The good news is that people are becoming aware of the negative impact single-use plastic has on our oceans and environment, and there is a growing movement to make a change. Many cities across the U.S. have banned plastic straws altogether, including Seattle and Edmonds in Washington; Alameda, Carmel, San Luis Obispo, Davis, Malibu, Manhattan Beach, Oakland, Richmond, and Berkeley in California; Monmoth Beach in New Jersey; Miami Beach and Fort Myers in Florida; and New York City, Hawaii, and California all have pending straw ban legislation.

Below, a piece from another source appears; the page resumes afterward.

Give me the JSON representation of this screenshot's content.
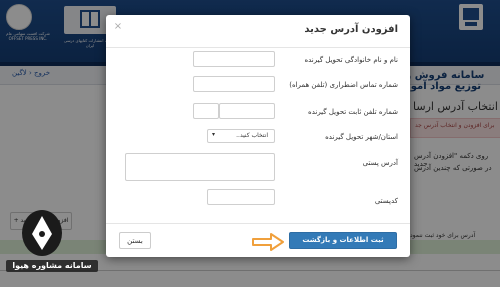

Other institutions have also gotten on board, such as Bon Appétit, a large food service company that recently announced it is getting rid of plastic straws in all 1,000 of its cafes across 33 states, including locations like AT&T Park, home of the San Francisco Giants, The Art Institute of Chicago, the Getty Museum, Vassar College, Washington University in St. Louis, and the University of Portland in Oregon.
In addition to more widespread policy banning plastic straws, many restaurants and food service organizations are enacting a straws-on-request policy, which is a start.